Reputation: 2317
I have one large table JavaPairRDD<String, MySchema> RDD1
, and a smaller JavaPairRDD<String, Double> RDD2
. I want to join these two RDDs, I know the best way is to make RDD2
a broadcast variable and then join to reduce shuffling. How to handle the broadcasting part?

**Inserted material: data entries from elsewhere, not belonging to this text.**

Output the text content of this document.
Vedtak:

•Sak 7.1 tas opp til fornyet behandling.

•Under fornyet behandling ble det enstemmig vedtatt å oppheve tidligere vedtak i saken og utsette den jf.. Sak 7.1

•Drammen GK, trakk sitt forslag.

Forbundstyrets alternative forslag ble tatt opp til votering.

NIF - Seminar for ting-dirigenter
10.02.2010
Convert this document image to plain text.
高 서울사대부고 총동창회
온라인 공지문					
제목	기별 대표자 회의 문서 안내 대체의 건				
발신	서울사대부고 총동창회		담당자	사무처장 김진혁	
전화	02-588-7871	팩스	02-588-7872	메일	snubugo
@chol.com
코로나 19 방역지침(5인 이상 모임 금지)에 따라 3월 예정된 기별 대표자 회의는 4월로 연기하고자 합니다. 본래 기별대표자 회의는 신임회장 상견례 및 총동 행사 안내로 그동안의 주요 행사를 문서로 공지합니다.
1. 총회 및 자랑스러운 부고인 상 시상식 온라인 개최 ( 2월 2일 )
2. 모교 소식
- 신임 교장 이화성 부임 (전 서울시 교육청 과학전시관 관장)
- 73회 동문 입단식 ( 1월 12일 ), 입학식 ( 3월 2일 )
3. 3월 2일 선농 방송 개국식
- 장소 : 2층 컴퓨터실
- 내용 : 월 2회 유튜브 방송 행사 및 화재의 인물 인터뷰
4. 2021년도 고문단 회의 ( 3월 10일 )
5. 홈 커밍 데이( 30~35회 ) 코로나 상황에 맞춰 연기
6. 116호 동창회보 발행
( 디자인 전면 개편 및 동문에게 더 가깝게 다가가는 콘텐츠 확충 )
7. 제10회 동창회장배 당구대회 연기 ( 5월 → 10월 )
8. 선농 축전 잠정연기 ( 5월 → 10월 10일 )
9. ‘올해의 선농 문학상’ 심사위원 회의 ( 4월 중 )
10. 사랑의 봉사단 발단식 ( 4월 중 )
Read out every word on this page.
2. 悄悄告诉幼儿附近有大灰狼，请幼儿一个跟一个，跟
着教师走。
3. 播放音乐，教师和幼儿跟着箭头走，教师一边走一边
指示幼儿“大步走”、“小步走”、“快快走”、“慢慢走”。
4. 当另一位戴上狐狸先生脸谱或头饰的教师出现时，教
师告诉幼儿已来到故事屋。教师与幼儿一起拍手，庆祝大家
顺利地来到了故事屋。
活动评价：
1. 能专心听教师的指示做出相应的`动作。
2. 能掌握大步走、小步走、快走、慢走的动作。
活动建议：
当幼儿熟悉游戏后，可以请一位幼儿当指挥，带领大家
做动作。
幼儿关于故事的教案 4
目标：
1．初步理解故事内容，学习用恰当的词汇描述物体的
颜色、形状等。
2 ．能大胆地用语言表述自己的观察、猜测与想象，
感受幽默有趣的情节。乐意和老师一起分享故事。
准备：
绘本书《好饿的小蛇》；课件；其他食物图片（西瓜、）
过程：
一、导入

I mean after broadcasting, I will get a variable (A List, or Set), which is no more an RDD. How to join a broadcast variable with a RDD?
// I ignored the parsing part, just simplified it as loading from the files.
JavaPairRDD<String, MySchema> RDD1 = sc.textFile ("path_to_small_dataset");
JavaPairRDD<String, Double> RDD2 = sc.textFile("path_to_large_dataset");
// Broadcast RDD2
Set<Tuple2<String, Double>> set2 = new HashSet<>();
set2.addAll(RDD2.collect());
// now I have set2 and RDD1, how can I join them?
Upvotes: 1
Views: 2811
Reputation: 1590
Let's say you have two RDDs which you want to join, the first one is small enough to fit into the memory of each worker (smallRDD), and the second one does not need to be shuffled at all (largeRDD).
Before joining, you have to Make sure to transform the large RDD[T] to an RDD[(key, T)]. The key represents the columns used during the join operation.
This code should do the trick in Scala (but the basic principle is the same in Java)
val smallLookup = sc.broadcast(smallRDD.collect.toMap)
largeRDD.flatMap { case(key, value) =>
smallLookup.value.get(key).map { otherValue =>
(key, (value, otherValue))
}
}
I hope it helps
Upvotes: 3